Gavel Grab

OH Judicial Candidates Take Clean-Campaign Pledge

With big-spending judicial races a possibility this year, four candidates for the Ohio Supreme Court have taken a clean-campaign pledge proposed by the Ohio State Bar Association.

David Crago, dean of the Ohio Northern University Law School and chair of the OSBA’s Judicial Campaign Advertising Monitoring Committee, said the pledge was aimed at helping candidates and independent committees to “focus on credentials and experience.” In a press release, Crago alluded to departures from that focus in the past:

“We are concerned that recent court decisions could potentially open an influx of large sums of money into Ohio’s Supreme Court races.

“We think this could return this state to its infamous position of being the poster child of all that is wrong with judicial elections.”

Signing the pledge were two candidates for chief justice, recently appointed Chief Justice Eric Brown, a Democrat, and Justice Maureen O’Connor, a Republican; and  Republican Justice Judith Lanzinger and appellate Judge Mary Jane Trapp, a Democrat, according to a Toledo Blade article. Ohio has seen some of the nation’s most expensive judicial elections.

The “clean campaign agreement,” according to the OSBA, asked candidates  to take personal responsibility for the content of advertisements or statements that they or their authorized committee’s issue. The pledge also asked candidates to publicly disavow ads from other sources that impugn the integrity of the judicial system or the integrity of a candidate for Supreme Court.

At a press conference (video available by clicking here), Justice O’Connor said she would follow a rule prohibiting judicial candidates from directly soliciting campaign dollars, despite an appeals court ruling striking down a similar rule in Kentucky (see Gavel Grab).
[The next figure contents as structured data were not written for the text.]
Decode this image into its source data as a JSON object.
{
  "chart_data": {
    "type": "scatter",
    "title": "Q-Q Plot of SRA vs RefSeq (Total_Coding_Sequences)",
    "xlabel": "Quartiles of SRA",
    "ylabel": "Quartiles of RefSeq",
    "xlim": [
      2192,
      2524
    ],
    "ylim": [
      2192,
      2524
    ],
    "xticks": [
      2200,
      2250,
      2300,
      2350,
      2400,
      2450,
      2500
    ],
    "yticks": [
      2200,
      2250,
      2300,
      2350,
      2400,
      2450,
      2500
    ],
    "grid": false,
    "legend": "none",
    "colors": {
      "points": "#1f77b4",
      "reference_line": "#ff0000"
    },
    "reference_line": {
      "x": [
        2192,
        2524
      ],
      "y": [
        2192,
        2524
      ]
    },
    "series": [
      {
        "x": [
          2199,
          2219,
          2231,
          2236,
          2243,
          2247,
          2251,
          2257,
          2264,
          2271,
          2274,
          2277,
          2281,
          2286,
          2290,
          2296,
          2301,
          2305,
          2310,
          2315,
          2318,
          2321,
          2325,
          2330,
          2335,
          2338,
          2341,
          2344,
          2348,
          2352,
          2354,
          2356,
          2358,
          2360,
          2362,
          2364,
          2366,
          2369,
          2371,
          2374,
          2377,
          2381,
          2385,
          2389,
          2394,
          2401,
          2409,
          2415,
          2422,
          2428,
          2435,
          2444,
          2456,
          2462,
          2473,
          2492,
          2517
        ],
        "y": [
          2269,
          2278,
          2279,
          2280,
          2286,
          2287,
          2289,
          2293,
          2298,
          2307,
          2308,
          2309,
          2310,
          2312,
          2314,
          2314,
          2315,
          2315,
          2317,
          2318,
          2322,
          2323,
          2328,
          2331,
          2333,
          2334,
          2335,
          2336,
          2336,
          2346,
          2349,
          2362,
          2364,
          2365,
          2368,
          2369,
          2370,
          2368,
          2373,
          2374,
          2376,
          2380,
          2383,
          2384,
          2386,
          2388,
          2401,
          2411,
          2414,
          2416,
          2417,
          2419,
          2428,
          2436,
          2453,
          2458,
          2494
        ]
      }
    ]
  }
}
Justice O’Connor vowed that, despite a recent federal court ruling that struck down a Kentucky rule similar to one in Ohio barring judicial candidates from directly soliciting contributions, she will follow the rule.

“In my opinion, the principle behind the rule is irrefutable,” Justice O’Connor said. “If we want to see judicial campaigns conducted in a way that supports independence and impartiality, we cannot have judges dialing for dollars.” The Toledo Blade article said she was apparently alluding to her rival.

Chief Justice Brown is the target of a Republican complaint accusing him of personally soliciting money for his campaign, a charge a Democratic adviser denied on Justice Brown’s behalf (see Gavel Grab). Justice O’Connor, meanwhile, has been accused by state Democrats of violating a rule prohibiting political endorsements made by judges. An Ohio Republican spokesman dismissed the comments at issue as “lighthearted free speech.”

Justice Brown said at the news conference this week, “”I think her pledge is perfectly appropriate, that she’s going to live by the rules that are in place in respect to fund-raising. That’s something all four of us agreed to and certainly I’m going to do.”